ALEXANDRIA, Virginia (Reuters) – A former Central Intelligence Agency officer pleaded guilty on Tuesday to disclosing the identity of a covert agent, saying he revealed the name in an email to a journalist in 2008.

John Kiriakou, 48, entered the plea in U.S. District Court for the Eastern District of Virginia. He is expected to spend up to 2-1/2 years in prison for the secrecy violation, in which he helped journalists who wanted information on the CIA’s interrogation of al Qaeda operative Abu Zubaydah.

The guilty plea closes one of several prosecutions the Obama administration has brought in an aggressive campaign against alleged leakers of classified information. His Justice Department has prosecuted more leak cases than all previous administrations combined.

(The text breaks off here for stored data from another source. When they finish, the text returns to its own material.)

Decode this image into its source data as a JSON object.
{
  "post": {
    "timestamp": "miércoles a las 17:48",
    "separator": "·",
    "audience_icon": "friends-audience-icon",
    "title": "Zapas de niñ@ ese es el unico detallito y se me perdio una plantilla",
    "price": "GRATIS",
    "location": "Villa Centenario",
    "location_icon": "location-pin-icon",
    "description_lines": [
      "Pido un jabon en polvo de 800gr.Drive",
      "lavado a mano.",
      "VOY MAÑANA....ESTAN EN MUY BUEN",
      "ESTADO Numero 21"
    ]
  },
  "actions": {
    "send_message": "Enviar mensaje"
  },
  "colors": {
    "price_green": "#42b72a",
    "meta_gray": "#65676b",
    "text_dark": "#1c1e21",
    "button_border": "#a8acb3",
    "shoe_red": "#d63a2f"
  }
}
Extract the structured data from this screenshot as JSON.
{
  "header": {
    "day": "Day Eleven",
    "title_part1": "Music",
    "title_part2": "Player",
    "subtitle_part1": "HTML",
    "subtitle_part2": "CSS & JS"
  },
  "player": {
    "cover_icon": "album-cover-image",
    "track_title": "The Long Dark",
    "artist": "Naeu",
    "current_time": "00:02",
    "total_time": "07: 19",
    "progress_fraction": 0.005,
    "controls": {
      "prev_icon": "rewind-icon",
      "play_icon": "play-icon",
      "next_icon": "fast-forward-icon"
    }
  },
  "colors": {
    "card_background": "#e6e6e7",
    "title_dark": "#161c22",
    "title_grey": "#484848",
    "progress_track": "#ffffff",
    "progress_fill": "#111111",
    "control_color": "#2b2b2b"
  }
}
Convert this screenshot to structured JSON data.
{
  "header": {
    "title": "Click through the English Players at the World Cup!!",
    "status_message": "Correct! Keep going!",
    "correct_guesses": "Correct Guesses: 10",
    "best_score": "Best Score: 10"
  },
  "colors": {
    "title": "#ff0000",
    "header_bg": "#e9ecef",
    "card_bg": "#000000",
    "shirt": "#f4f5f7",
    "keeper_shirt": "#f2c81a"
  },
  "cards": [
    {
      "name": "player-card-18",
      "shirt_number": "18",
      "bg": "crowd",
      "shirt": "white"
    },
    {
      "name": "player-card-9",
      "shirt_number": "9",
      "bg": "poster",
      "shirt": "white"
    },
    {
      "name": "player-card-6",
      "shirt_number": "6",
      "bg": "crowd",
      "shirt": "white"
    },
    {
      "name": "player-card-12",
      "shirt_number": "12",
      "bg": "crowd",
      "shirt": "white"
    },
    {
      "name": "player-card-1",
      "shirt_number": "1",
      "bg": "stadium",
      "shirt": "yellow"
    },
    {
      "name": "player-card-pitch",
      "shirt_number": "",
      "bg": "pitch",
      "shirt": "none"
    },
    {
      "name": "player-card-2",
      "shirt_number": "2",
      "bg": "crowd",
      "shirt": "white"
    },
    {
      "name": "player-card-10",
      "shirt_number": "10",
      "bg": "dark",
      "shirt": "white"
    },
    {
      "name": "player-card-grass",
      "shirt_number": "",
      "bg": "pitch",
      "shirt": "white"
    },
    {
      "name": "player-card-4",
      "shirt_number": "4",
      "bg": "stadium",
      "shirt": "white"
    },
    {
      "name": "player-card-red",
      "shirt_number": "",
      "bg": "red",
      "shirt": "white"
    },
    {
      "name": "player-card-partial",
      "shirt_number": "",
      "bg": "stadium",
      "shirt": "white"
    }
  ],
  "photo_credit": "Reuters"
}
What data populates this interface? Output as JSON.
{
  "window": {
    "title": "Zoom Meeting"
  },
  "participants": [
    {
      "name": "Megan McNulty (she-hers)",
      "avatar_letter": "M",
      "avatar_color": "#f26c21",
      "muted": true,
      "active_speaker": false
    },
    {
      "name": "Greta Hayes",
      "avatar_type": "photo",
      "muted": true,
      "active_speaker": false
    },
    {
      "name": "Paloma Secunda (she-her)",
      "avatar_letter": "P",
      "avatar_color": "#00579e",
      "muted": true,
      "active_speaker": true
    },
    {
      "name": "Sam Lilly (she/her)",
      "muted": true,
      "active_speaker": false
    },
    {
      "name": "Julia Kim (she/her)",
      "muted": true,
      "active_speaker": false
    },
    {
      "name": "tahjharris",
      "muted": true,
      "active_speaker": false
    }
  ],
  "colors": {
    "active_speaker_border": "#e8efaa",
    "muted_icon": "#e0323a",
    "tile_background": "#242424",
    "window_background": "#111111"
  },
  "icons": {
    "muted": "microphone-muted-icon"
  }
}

Kiriakou was to go on trial next month on the disclosure allegation and four other charges. He had said he was not guilty when the charges were made public in January.

Kiriakou briefly lashed out at prosecutors during a 30-minute court hearing.

He told Judge Leonie Brinkema that prosecutors required him to describe in court papers too much of his contact with journalists, with the coauthor of a memoir about Kiriakou’s life as a CIA agent, and with FBI agents.

The information, he said, was inflammatory and irrelevant to the one leak charge to which he pleaded guilty.

The judge partly agreed, calling the information in court papers “window dressing.” But she said it would not affect his sentence.

In exchange for the change of plea, prosecutors agreed to drop the four other charges and to limit Kiriakou’s prison sentence to 2-1/2 years.

The sentence is binding under the terms of a deal between Kiriakou’s lawyers and prosecutors, but Brinkema scheduled a formal sentencing hearing for January.

She called the sentence “reasonable under the circumstances” and noted it was the same sentence that a judge gave to former White House aide I. Lewis “Scooter” Libby in 2007 in another case of blown CIA cover. President George W. Bush commuted Libby’s term, sparing him from prison.

The maximum penalty Kiriakou faced under federal law for the one charge was 10 years.

Kiriakou’s lawyer Robert Trout told Brinkema in court that prosecutors offered Kiriakou a plea agreement before he was indicted, but that the offer was rejected.

“In my judgment, it was not as favorable” as the offer Kiriakou accepted on Tuesday, Trout said. He did not disclose details.

Kiriakou would serve his sentence in a minimum-security prison camp in Pennsylvania if the U.S. Bureau of Prisons agrees to the arrangement between defense lawyers and prosecutors.

Kiriakou also agreed to a $250,000 fine.